How will the Clean Air Strategy affect wood-burners?
There have been a few attention-grabbing headlines recently "Homes face ban on wood‑burners". There are NO plans to ban wood-burners.
The Environment Secretary Michael Gove has published a Clean Air Strategy. The new strategy, which is now out for consultation, includes plans for banning the sale of INEFFICIENT stoves and polluting fuels, and putting more restrictions on Smoke Control Areas. You can still have a fire, but we must make some changes.
There is a problem with air quality in the UK which can cause health issues for all of us. Wood burning stoves and open fires are responsible for a part of this problem. According to the government report, burning solid fuel (such as wood and coal) currently produces 38% of the UK’s emissions of particulate matter.

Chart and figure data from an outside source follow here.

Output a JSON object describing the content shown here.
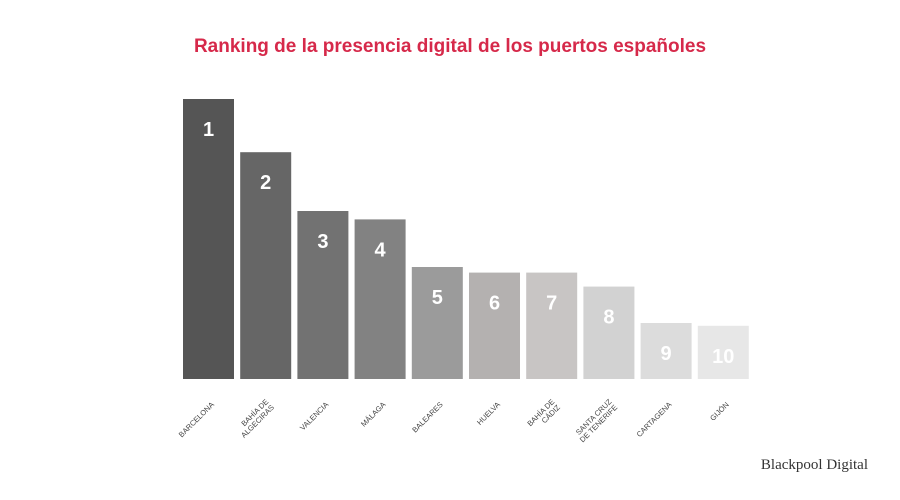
{
  "title": "Ranking de la presencia digital de los puertos españoles",
  "brand": "Blackpool Digital",
  "chart_data": {
    "type": "bar",
    "title": "Ranking de la presencia digital de los puertos españoles",
    "categories": [
      [
        "BARCELONA"
      ],
      [
        "BAHÍA DE",
        "ALGECIRAS"
      ],
      [
        "VALENCIA"
      ],
      [
        "MÁLAGA"
      ],
      [
        "BALEARES"
      ],
      [
        "HUELVA"
      ],
      [
        "BAHÍA DE",
        "CÁDIZ"
      ],
      [
        "SANTA CRUZ",
        "DE TENERIFE"
      ],
      [
        "CARTAGENA"
      ],
      [
        "GIJÓN"
      ]
    ],
    "ranks": [
      "1",
      "2",
      "3",
      "4",
      "5",
      "6",
      "7",
      "8",
      "9",
      "10"
    ],
    "values": [
      100,
      81,
      60,
      57,
      40,
      38,
      38,
      33,
      20,
      19
    ],
    "ylim": [
      0,
      100
    ],
    "grid": false,
    "colors": [
      "#555555",
      "#666666",
      "#727272",
      "#828282",
      "#9b9b9b",
      "#b4b1b0",
      "#c8c5c4",
      "#d2d2d2",
      "#dcdcdc",
      "#e7e7e7"
    ],
    "label_color": "#ffffff"
  }
}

Peter Ticktin founder of the Global Warming Foundation adds "Wood is a renewable form of energy. Like Oil, Coal, or natural gas, even the cleanest burned fuel converts chains of hydro-carbons into CO2 and H2O, carbon dioxide and water.Hence, those who are burning wood for heat should not be encouraged in any way to convert to fossil fuels, even if the wood burning is not as “clean” as the burning of fossil fuels."
How does the new strategy affect domestic combustion?
• Only the very cleanest stoves can be bought and installed
All stoves must be at least 80% efficient. Ecodesign is the European-wide programme to lower emissions. It is due to come into force for stoves in the UK in 2022. The PM emissions limit for Ecodesign is 55% lower than for DEFRA exempt stoves.
• Only the cleanest fuels are available for sale
Restrict the use of bituminous house coal and high-sulphur smokeless fuels. There is already a limit in Smoke Control Areas on burning fuel containing more than 2% of sulphur. It plans to extend this nationwide and ensure that there is more clarity around the sulphur content of fuel when sold.
• New powers for local government
For areas with high pollution, local authorities will have powers to go further and could introduce ‘no burn days’ during periods of high pollution.
How does this affect you?
For now, nothing has changed. The strategy is still in draft form and will be out for consultation until 14 August 2018. Findings from this will feed into the final long-term strategy that will be published in March 2019.
Wood burning stoves and open fires are responsible for a part of this problem and if we understand why, we can make a big difference to local air quality. For example, with correct use, the impact of a woodburning stove can be reduced by a whopping 80%!